还有健忘一证,老年人居多,世人多以为心脾不足,精血亏损所致为主,用药“专以天王补心、宁神定志诸方”,确是市习常法。郑氏则认为,此证“总以精神不足为主”,属阳气亏虚,治应培补阳气,“方用白通汤久服,或桂枝龙骨牡蛎散,三才(封髓丹)、潜阳等汤,缓缓服至五六十剂,自然如常”(《医法圆通·卷二》)。突出扶阳理念,令人耳目一新。
又如癫、痫二证,“缘由先天真阳不运,寒痰阻塞也”。“以予所论,真气衰为二病之本,痰阻是二病之因,治二证贵宜峻补元阳,元阳鼓动,阴邪痰湿立消,何癫痫之有乎?”(《医理真传·卷四》)与通常治法确实不同。
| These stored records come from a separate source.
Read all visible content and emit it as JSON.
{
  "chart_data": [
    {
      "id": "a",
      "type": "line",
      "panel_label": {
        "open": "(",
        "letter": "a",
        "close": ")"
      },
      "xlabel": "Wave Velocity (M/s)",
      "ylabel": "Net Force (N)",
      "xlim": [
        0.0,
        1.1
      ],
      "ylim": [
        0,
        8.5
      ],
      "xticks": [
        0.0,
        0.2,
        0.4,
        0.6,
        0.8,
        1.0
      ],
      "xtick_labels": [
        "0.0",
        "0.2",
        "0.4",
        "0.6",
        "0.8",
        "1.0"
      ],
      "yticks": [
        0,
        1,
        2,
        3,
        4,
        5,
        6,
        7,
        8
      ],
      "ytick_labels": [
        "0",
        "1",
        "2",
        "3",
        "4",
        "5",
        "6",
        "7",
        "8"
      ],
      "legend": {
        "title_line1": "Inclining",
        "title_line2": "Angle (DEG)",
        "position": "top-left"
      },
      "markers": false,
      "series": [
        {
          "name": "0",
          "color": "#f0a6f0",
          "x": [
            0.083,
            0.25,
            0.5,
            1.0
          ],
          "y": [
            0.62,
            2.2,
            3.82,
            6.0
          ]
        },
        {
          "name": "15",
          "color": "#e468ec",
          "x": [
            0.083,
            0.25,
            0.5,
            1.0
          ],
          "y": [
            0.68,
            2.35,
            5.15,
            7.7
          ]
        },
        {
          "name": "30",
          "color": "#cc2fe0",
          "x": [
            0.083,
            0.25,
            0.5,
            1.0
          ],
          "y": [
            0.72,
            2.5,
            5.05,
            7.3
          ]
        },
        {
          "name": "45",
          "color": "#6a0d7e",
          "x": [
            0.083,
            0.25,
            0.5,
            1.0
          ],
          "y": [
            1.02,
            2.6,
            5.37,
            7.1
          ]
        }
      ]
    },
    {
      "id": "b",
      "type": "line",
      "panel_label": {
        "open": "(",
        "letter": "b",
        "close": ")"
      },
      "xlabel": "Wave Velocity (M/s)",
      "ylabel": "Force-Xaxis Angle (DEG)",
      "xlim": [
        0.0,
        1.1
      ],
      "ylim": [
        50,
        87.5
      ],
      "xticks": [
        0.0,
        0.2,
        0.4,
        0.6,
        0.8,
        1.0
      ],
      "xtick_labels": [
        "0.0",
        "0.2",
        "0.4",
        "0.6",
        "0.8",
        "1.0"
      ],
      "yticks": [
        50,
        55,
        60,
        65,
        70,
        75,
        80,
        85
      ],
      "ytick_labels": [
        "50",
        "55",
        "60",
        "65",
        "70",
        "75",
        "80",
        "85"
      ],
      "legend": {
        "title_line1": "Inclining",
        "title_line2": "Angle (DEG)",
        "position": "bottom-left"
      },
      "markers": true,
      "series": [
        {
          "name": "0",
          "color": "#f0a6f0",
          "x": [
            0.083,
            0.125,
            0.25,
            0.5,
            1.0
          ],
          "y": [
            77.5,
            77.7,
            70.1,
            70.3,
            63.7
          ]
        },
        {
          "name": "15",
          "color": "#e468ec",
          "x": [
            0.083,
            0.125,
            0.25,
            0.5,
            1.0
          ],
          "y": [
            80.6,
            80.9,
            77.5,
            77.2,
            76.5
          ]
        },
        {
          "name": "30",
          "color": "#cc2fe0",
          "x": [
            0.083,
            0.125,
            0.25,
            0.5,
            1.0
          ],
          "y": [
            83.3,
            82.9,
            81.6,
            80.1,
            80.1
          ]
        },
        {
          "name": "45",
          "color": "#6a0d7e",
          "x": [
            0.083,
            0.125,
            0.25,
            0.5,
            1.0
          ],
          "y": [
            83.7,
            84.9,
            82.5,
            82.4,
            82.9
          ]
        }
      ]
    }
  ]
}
再如小儿痘证,世医“见下陷不足之症,用药总在这参、芪、鹿茸、归、芍,以为大补气血,究竟致死者多”,“而不知在人身立命之火种上用药”。“以为四逆汤乃伤寒之方,非痘科之方,不知此方正平塌下陷痘证之方,实补火种之第一方也”(《医理真传·卷四》)。
举一反三,可悟郑氏推崇扶阳思想的真谛,即并非头痛医头,脚痛医脚的对症下药,而是“治之但扶其真元”,从扶阳着手,以元气为本,此乃“握要之法”。
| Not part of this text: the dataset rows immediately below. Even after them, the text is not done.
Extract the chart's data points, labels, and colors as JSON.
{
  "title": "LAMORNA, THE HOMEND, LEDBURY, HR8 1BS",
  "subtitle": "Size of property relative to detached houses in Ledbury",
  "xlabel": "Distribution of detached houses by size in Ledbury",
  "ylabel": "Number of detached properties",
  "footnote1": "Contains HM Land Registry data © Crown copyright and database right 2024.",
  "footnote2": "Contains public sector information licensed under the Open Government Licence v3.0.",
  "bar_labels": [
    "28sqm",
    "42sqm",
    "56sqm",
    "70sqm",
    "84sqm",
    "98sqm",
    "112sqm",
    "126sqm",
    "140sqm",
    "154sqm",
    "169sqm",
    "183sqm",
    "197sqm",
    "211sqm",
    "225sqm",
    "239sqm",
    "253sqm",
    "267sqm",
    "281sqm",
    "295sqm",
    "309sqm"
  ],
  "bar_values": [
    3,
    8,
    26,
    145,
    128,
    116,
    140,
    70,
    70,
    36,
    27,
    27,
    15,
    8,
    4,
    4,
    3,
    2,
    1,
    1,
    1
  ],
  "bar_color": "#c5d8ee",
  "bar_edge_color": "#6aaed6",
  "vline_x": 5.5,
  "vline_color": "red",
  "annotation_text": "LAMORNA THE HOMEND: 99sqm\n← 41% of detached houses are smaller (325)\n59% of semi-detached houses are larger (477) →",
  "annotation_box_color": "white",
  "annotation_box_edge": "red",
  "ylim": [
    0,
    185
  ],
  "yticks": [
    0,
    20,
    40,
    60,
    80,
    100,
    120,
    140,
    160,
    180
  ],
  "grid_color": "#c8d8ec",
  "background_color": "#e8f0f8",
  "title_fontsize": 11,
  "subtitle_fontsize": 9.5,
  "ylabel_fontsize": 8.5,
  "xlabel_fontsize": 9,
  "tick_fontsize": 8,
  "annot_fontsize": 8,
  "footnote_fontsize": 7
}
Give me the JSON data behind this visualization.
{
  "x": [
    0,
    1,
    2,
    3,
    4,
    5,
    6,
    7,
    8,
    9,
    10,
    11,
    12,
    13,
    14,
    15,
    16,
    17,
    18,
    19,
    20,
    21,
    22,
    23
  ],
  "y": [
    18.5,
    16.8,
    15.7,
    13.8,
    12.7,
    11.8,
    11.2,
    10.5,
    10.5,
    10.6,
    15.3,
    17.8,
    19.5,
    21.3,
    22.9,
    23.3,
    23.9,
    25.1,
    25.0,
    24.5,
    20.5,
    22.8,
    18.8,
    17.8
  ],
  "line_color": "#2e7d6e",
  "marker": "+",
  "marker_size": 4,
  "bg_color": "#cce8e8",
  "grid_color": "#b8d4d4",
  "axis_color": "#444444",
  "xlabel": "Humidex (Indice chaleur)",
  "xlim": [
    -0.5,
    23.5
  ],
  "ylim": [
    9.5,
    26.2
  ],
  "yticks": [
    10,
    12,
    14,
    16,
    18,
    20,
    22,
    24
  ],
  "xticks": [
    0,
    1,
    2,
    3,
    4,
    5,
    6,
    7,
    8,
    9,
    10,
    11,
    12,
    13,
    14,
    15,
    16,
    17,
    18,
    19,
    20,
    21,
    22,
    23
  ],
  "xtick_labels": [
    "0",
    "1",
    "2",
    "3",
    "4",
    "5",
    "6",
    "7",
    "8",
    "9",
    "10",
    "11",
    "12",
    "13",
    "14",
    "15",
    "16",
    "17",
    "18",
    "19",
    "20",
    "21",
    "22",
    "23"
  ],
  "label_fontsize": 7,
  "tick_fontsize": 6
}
清王昂云:“医以辅养元气,非与疾求胜也。夫与疾求胜者,非味杂辛烈,性极毒猛,则得效不速,务速效者隐祸亦深,吾宁持久缓而待其自愈也。”徐灵胎亦认为:“诊病决生死者,不视病之轻重,而视元气之存亡,则百不失一矣。”以上所论治病以元气为重的观点与郑氏推重肾阳的观点可谓异曲同工。
2.擅用附子,独树一帜
理论上火神派推崇扶阳原则,在具体遣方用药上,则以擅用附子、干姜、四逆汤等温热方药著称,道理何在?郑钦安说:“用药者须知立极之要而调之。”“热不过附子,甜不过甘草,推其极也。古人以药性之至极,即以补人身立命之至极,二物相需并用,亦寓回阳之义。”“非附子不能挽欲绝之真阳。”“
郑钦安反复提到:“附子大辛大热,足壮先天元阳。”“能补坎中真阳,真阳为君火之种,补真火即是壮君火也。”“肉桂、附子、干姜,纯是一团烈火,火旺则阴自消,如日烈而片云无。况肉桂、附子二物,力能补坎离中之阳,其性刚烈至极,足以消尽僭上之阴气,阴气消尽,太空为之廓廊,自然上下奠安,无偏盛也”(《医理真传·卷二》)。
总之,他认为附子为热药“立极”之品,用以“补人身立命之至极”的元阳,自是顺理成章。后来祝味菊先生称附子“百药之长”,唐步祺先生称“附子为热药之冠”,应该都是从郑氏对附子的推崇演绎而来。